Auch im Gespräch mit unserer Zeitung hatten Anwohner bereits ihre Sorgen kundgetan (wir berichteten): „Der Standort funktioniert so einfach nicht“, war die Ansage einer Gruppe von Bürgerinnen und Bürgern, die in direkter Nähe zur geplanten Residenz leben. Sie glaubt unter anderem, dass ihre Nachtruhe durch das geplante Gebäude und den Arbeitsbetrieb arg strapaziert wird.

Verantwortlich für das geplante Projekt ist die Bremer Specht-Gruppe, die etwa zehn Millionen Euro in den Standort Riede investieren möchte. Entstehen soll an der Ecke Bruchstraße/Dorfstraße eine Seniorenresidenz mit 66 stationären Pflegeplätzen auf einem Grundstück von etwa 4000 Quadratmetern, zusätzlich 19 barrierefreie Wohnungen und 33 Parkplätzen.
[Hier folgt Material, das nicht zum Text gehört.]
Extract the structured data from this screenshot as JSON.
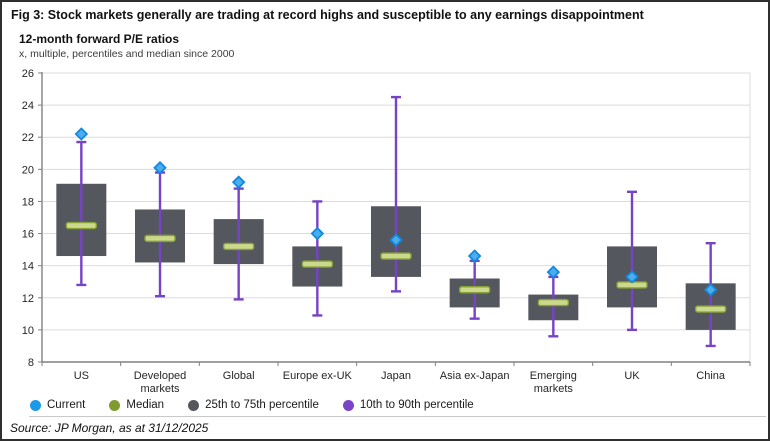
{
  "figure": {
    "title": "Fig 3: Stock markets generally are trading at record highs and susceptible to any earnings disappointment",
    "subtitle": "12-month forward P/E ratios",
    "axis_note": "x, multiple, percentiles and median since 2000",
    "source": "Source: JP Morgan, as at 31/12/2025"
  },
  "legend": {
    "items": [
      {
        "label": "Current",
        "color": "#1b9ae8"
      },
      {
        "label": "Median",
        "color": "#7f9b30"
      },
      {
        "label": "25th to 75th percentile",
        "color": "#55575e"
      },
      {
        "label": "10th to 90th percentile",
        "color": "#7b44c4"
      }
    ]
  },
  "colors": {
    "current_fill": "#4aaeee",
    "current_stroke": "#1288e0",
    "median_fill": "#ccd98c",
    "median_stroke": "#87a138",
    "box": "#55575e",
    "whisker": "#7643c6",
    "gridline": "#dcdcdc",
    "axis": "#808080",
    "text": "#262626"
  },
  "chart_data": {
    "type": "box",
    "title": "12-month forward P/E ratios",
    "subtitle": "x, multiple, percentiles and median since 2000",
    "ylim": [
      8,
      26
    ],
    "yticks": [
      8,
      10,
      12,
      14,
      16,
      18,
      20,
      22,
      24,
      26
    ],
    "grid": true,
    "legend_position": "bottom",
    "categories": [
      "US",
      "Developed markets",
      "Global",
      "Europe ex-UK",
      "Japan",
      "Asia ex-Japan",
      "Emerging markets",
      "UK",
      "China"
    ],
    "category_label_lines": [
      [
        "US"
      ],
      [
        "Developed",
        "markets"
      ],
      [
        "Global"
      ],
      [
        "Europe ex-UK"
      ],
      [
        "Japan"
      ],
      [
        "Asia ex-Japan"
      ],
      [
        "Emerging",
        "markets"
      ],
      [
        "UK"
      ],
      [
        "China"
      ]
    ],
    "series": {
      "current": [
        22.2,
        20.1,
        19.2,
        16.0,
        15.6,
        14.6,
        13.6,
        13.3,
        12.5
      ],
      "p90": [
        21.7,
        19.8,
        18.8,
        18.0,
        24.5,
        14.3,
        13.3,
        18.6,
        15.4
      ],
      "p75": [
        19.1,
        17.5,
        16.9,
        15.2,
        17.7,
        13.2,
        12.2,
        15.2,
        12.9
      ],
      "median": [
        16.5,
        15.7,
        15.2,
        14.1,
        14.6,
        12.5,
        11.7,
        12.8,
        11.3
      ],
      "p25": [
        14.6,
        14.2,
        14.1,
        12.7,
        13.3,
        11.4,
        10.6,
        11.4,
        10.0
      ],
      "p10": [
        12.8,
        12.1,
        11.9,
        10.9,
        12.4,
        10.7,
        9.6,
        10.0,
        9.0
      ]
    }
  }
}
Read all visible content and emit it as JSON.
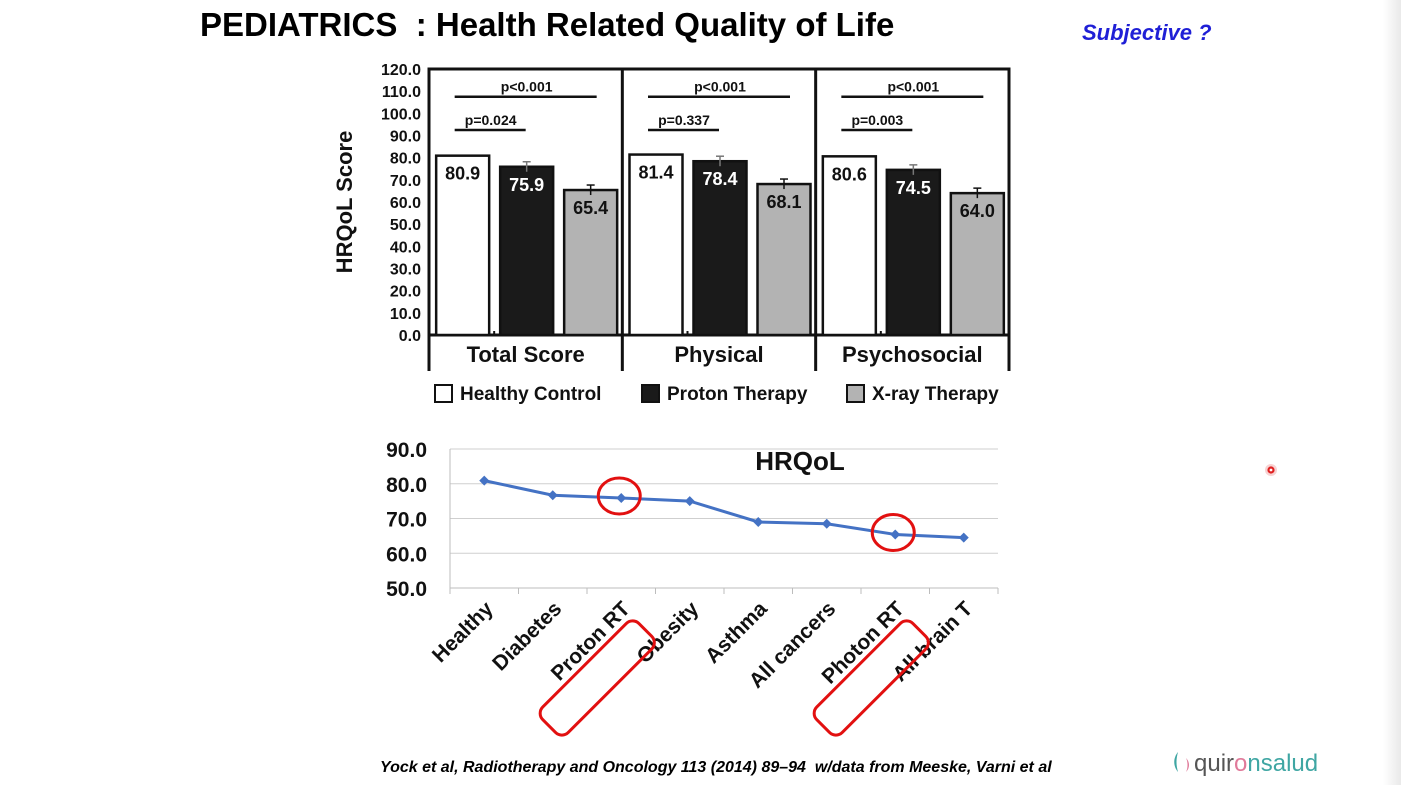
{
  "slide": {
    "title": "PEDIATRICS  : Health Related Quality of Life",
    "subtitle": "Subjective ?",
    "citation": "Yock et al, Radiotherapy and Oncology 113 (2014) 89–94  w/data from Meeske, Varni et al",
    "logo": {
      "part1": "quir",
      "part2": "nsalud"
    },
    "colors": {
      "title": "#000000",
      "subtitle": "#1f1fd6",
      "line": "#4472c4",
      "highlight": "#e21010",
      "brand": "#3fa6a3"
    }
  },
  "chart_data": [
    {
      "type": "bar",
      "ylabel": "HRQoL Score",
      "ylim": [
        0,
        120
      ],
      "yticks": [
        "0.0",
        "10.0",
        "20.0",
        "30.0",
        "40.0",
        "50.0",
        "60.0",
        "70.0",
        "80.0",
        "90.0",
        "100.0",
        "110.0",
        "120.0"
      ],
      "categories": [
        "Total Score",
        "Physical",
        "Psychosocial"
      ],
      "series": [
        {
          "name": "Healthy Control",
          "color": "#ffffff",
          "values": [
            80.9,
            81.4,
            80.6
          ],
          "labels": [
            "80.9",
            "81.4",
            "80.6"
          ]
        },
        {
          "name": "Proton Therapy",
          "color": "#1a1a1a",
          "values": [
            75.9,
            78.4,
            74.5
          ],
          "labels": [
            "75.9",
            "78.4",
            "74.5"
          ]
        },
        {
          "name": "X-ray Therapy",
          "color": "#b3b3b3",
          "values": [
            65.4,
            68.1,
            64.0
          ],
          "labels": [
            "65.4",
            "68.1",
            "64.0"
          ]
        }
      ],
      "annotations": [
        {
          "group": 0,
          "upper": "p<0.001",
          "lower": "p=0.024"
        },
        {
          "group": 1,
          "upper": "p<0.001",
          "lower": "p=0.337"
        },
        {
          "group": 2,
          "upper": "p<0.001",
          "lower": "p=0.003"
        }
      ],
      "legend": "bottom"
    },
    {
      "type": "line",
      "title": "HRQoL",
      "ylim": [
        50,
        90
      ],
      "yticks": [
        "50.0",
        "60.0",
        "70.0",
        "80.0",
        "90.0"
      ],
      "grid": true,
      "categories": [
        "Healthy",
        "Diabetes",
        "Proton RT",
        "Obesity",
        "Asthma",
        "All cancers",
        "Photon RT",
        "All brain T"
      ],
      "series": [
        {
          "values": [
            80.9,
            76.7,
            75.9,
            75.0,
            69.0,
            68.5,
            65.4,
            64.5
          ]
        }
      ],
      "highlighted": [
        "Proton RT",
        "Photon RT"
      ]
    }
  ]
}
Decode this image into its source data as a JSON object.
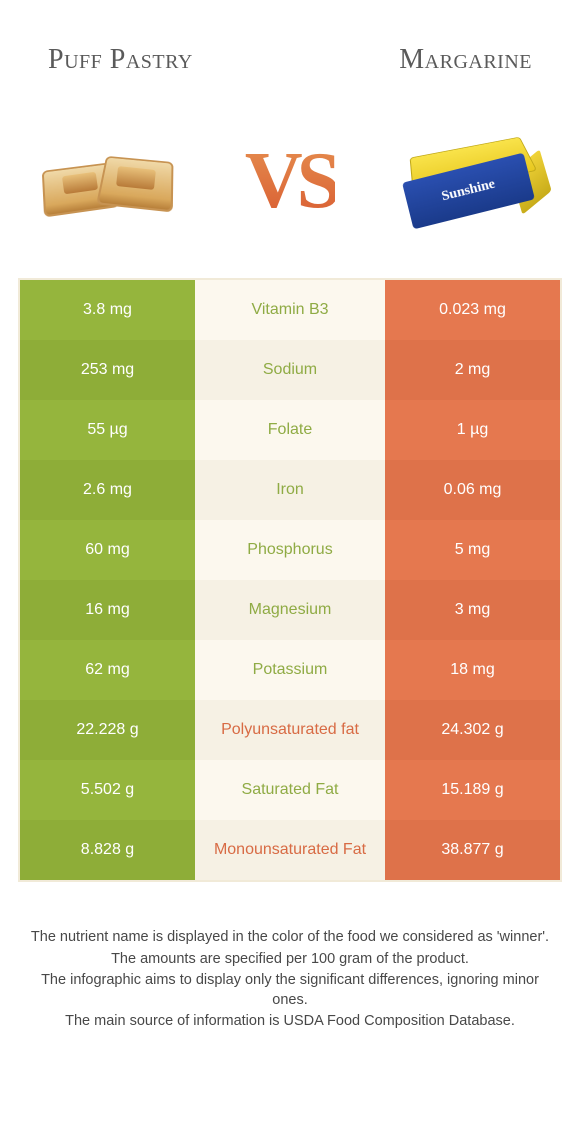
{
  "colors": {
    "green": "#95b53d",
    "green_dim": "#8ead38",
    "orange": "#e5784f",
    "orange_dim": "#de724a",
    "mid_bg": "#fcf8ee",
    "mid_bg_dim": "#f6f1e4",
    "green_text": "#8fab44",
    "orange_text": "#d86b44"
  },
  "header": {
    "left_title": "Puff Pastry",
    "right_title": "Margarine",
    "vs_label": "VS",
    "margarine_brand": "Sunshine"
  },
  "rows": [
    {
      "label": "Vitamin B3",
      "left": "3.8 mg",
      "right": "0.023 mg",
      "winner": "left"
    },
    {
      "label": "Sodium",
      "left": "253 mg",
      "right": "2 mg",
      "winner": "left"
    },
    {
      "label": "Folate",
      "left": "55 µg",
      "right": "1 µg",
      "winner": "left"
    },
    {
      "label": "Iron",
      "left": "2.6 mg",
      "right": "0.06 mg",
      "winner": "left"
    },
    {
      "label": "Phosphorus",
      "left": "60 mg",
      "right": "5 mg",
      "winner": "left"
    },
    {
      "label": "Magnesium",
      "left": "16 mg",
      "right": "3 mg",
      "winner": "left"
    },
    {
      "label": "Potassium",
      "left": "62 mg",
      "right": "18 mg",
      "winner": "left"
    },
    {
      "label": "Polyunsaturated fat",
      "left": "22.228 g",
      "right": "24.302 g",
      "winner": "right"
    },
    {
      "label": "Saturated Fat",
      "left": "5.502 g",
      "right": "15.189 g",
      "winner": "left"
    },
    {
      "label": "Monounsaturated Fat",
      "left": "8.828 g",
      "right": "38.877 g",
      "winner": "right"
    }
  ],
  "footer": {
    "line1": "The nutrient name is displayed in the color of the food we considered as 'winner'.",
    "line2": "The amounts are specified per 100 gram of the product.",
    "line3": "The infographic aims to display only the significant differences, ignoring minor ones.",
    "line4": "The main source of information is USDA Food Composition Database."
  }
}
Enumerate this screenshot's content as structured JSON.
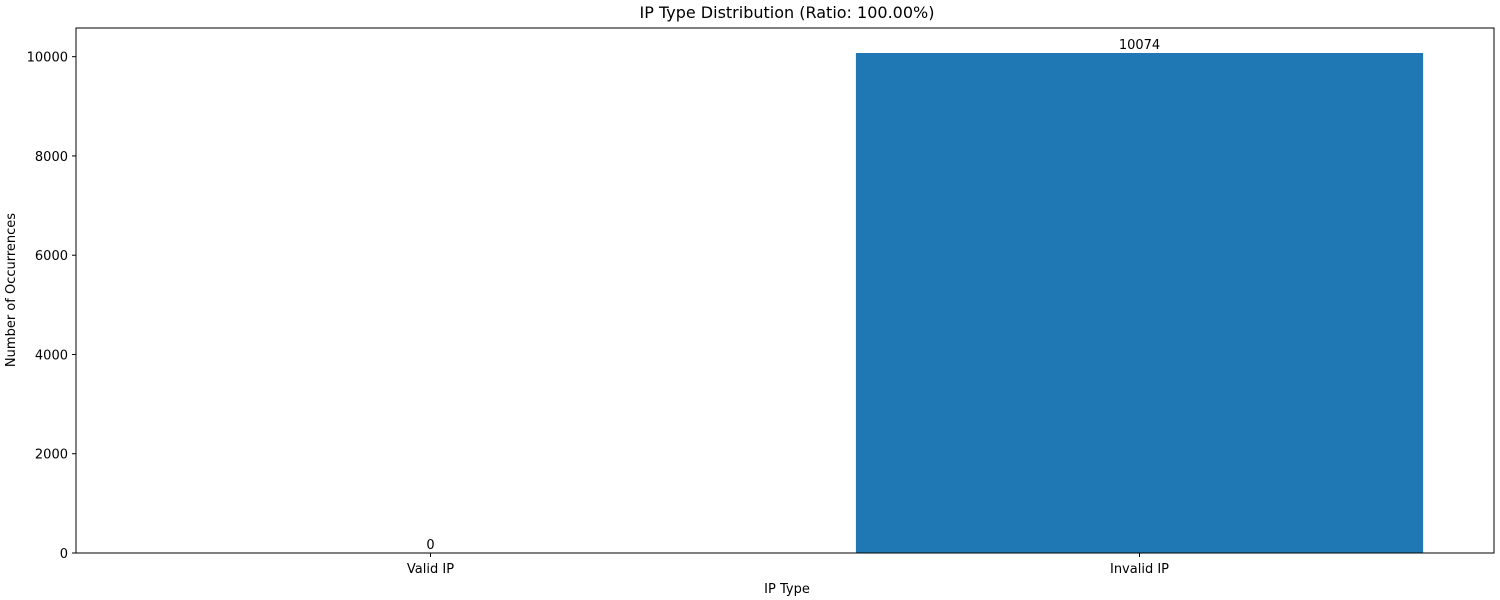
{
  "chart_data": {
    "type": "bar",
    "title": "IP Type Distribution (Ratio: 100.00%)",
    "xlabel": "IP Type",
    "ylabel": "Number of Occurrences",
    "categories": [
      "Valid IP",
      "Invalid IP"
    ],
    "values": [
      0,
      10074
    ],
    "data_labels": [
      "0",
      "10074"
    ],
    "ylim": [
      0,
      10577.7
    ],
    "yticks": [
      0,
      2000,
      4000,
      6000,
      8000,
      10000
    ],
    "grid": false,
    "legend": "none",
    "bar_color": "#1f77b4",
    "axis_color": "#000000"
  }
}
Eine Höhe von etwa zwölf Metern wird das Gebäude dann erreichen. Zum Vergleich: Rund elf Meter ist die benachbarte Gaststätte Scholvin-Ortmann hoch.

Investor will an Größenordnung festhalten

Trotz der bedenken der Anwohner plant die Specht-Gruppe nicht, das Gebäude kleiner zu bauen, das hatte sie unserer Zeitung bereits im September erklärt. „Da wir uns im Rahmen der Planung für Riede bereits im Bereich der Mindestkapazität bewegen, ist eine Reduzierung oder Verkleinerung nicht vorgesehen“, hatte Frank Markus, Geschäftsführer der Specht-Gruppe, mitgeteilt.

Jürgen Winkelmann steht weiter voll hinter dem Bauvorhaben. „Ich muss das Allgemeinwohl im Blick haben. Ich bin mir sicher, dass der Großteil der Menschen in Riede hinter dem Projekt steht“, sagte er. Wann der Bau nun konkrete Formen annimmt und es losgeht, konnte er allerdings nicht sagen.